Immune cell marker analysis was performed on freshly isolated PBMCs following enrichment after a standard Histopaque 1077 (Sigma) centrifugation procedure in 15-mL Leucosep Tubes (Greiner Bio-One) from EDTA blood samples. Briefly, 3 mL of room temperature Histopaque 1077 was added to Leucosep tubes and centrifuged at 1000×g for one minute. Blood was diluted 1:2 in 1X DPBS then transferred into the Leucosep tube and centrifuged at 1000×g for 10 min, RT without the brake.

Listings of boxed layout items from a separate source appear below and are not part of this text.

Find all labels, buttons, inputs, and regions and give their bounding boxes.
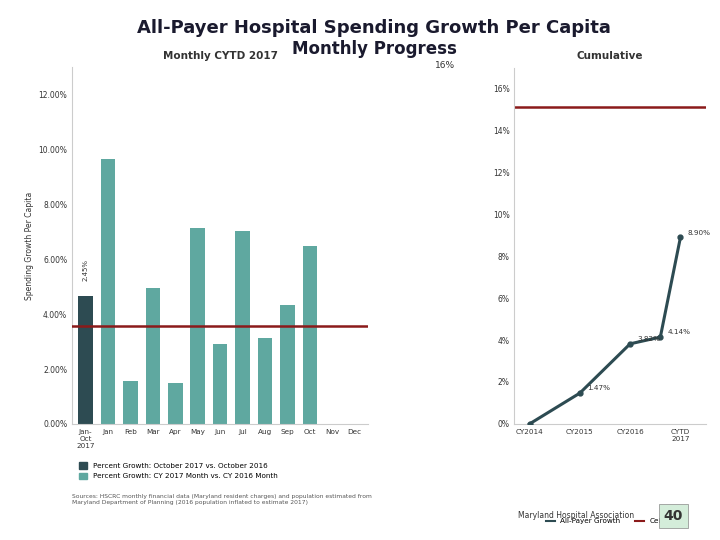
Text: 8.90%: 8.90%	[688, 230, 711, 235]
Text: Monthly Progress: Monthly Progress	[292, 40, 456, 58]
Text: 1.47%: 1.47%	[587, 386, 610, 392]
Text: 4.14%: 4.14%	[667, 329, 690, 335]
Legend: Percent Growth: October 2017 vs. October 2016, Percent Growth: CY 2017 Month vs.: Percent Growth: October 2017 vs. October…	[76, 460, 281, 482]
Bar	[213, 345, 228, 424]
Text: Maryland Hospital Association: Maryland Hospital Association	[518, 511, 634, 520]
Text: 2.45%: 2.45%	[83, 259, 89, 281]
Bar	[258, 338, 272, 424]
Bar	[280, 305, 294, 424]
Title: Cumulative: Cumulative	[577, 51, 643, 61]
Bar	[101, 159, 115, 424]
Bar	[78, 296, 93, 424]
Text: All-Payer Hospital Spending Growth Per Capita: All-Payer Hospital Spending Growth Per C…	[138, 19, 611, 37]
Y-axis label: Spending Growth Per Capita: Spending Growth Per Capita	[25, 192, 34, 300]
Title: Monthly CYTD 2017: Monthly CYTD 2017	[163, 51, 278, 61]
Legend: All-Payer Growth, Ceiling: All-Payer Growth, Ceiling	[543, 515, 677, 527]
Bar	[123, 381, 138, 424]
Bar	[302, 246, 318, 424]
Text: 40: 40	[664, 509, 683, 523]
Bar	[235, 231, 250, 424]
Bar	[168, 383, 183, 424]
Text: 16%: 16%	[435, 62, 455, 70]
Bar	[190, 228, 205, 424]
Text: Sources: HSCRC monthly financial data (Maryland resident charges) and population: Sources: HSCRC monthly financial data (M…	[72, 494, 372, 505]
Text: 3.82%: 3.82%	[637, 336, 660, 342]
Bar	[145, 288, 160, 424]
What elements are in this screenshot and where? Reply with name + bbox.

The enriched live PBMC fraction was collected and washed in 1X DPBS and then transferred into plates for staining. Cells were incubated for 30 min with the following cell surface antibodies: BUV661-anti-CD45 (D058–128, BD Biosciences 741657 Lot 0198214), PE-Cy7-anti-CD20 (2H7, BD Biosciences 560735 Lot 0170481), BV786-anti-CD3 (SP34–2, BD Biosciences 563918 Lot 0133645), FITC-anti-CD8 (DK25, Millipore FCMAB176F Lot 3398058), and Pacific Blue-anti-CD4 (OKT4, BioLegend 317424 Lot B258189) in 2% FBS PBS supplemented with Brilliant Stain Buffer (BD Biosciences). Intracellular staining was performed using the Foxp3/Transcription Factor Staining Buffer Set (Thermo Fisher) following the company’s recommendation. Cells were incubated for 30 min with the following antibodies: PE-anti-Foxp3 (259D, BioLegend 3202080 Lot B293618) and AF700-anti-Ki-67 (B56, BD Biosciences 561277 Lot 9315354). Live lymphocytes were gated using a SSC-A and FSC-A gate, by FSC-H and FSC-A to exclude doublets and then by time to exclude artifacts caused by erratic sample flow. Gating strategies for B cells and CD8⁺ and CD4⁺ T cells are shown in Supplementary data Figure 4. The multi-parameter data were collected within the BSL-4 using a Cytoflex LX (Beckman Coulter) and analyzed using FlowJo software (version 10.7.1; TreeStar, Inc).

Statistical Analyses.

All statistics were analyzed using Prism Mac OS version 8.4.3 software. The specific tests used for statistical analyses are listed in the figure legends. The p value cutoff for statistical significance was set to 0.05. P values are shown in the figures or figure legends.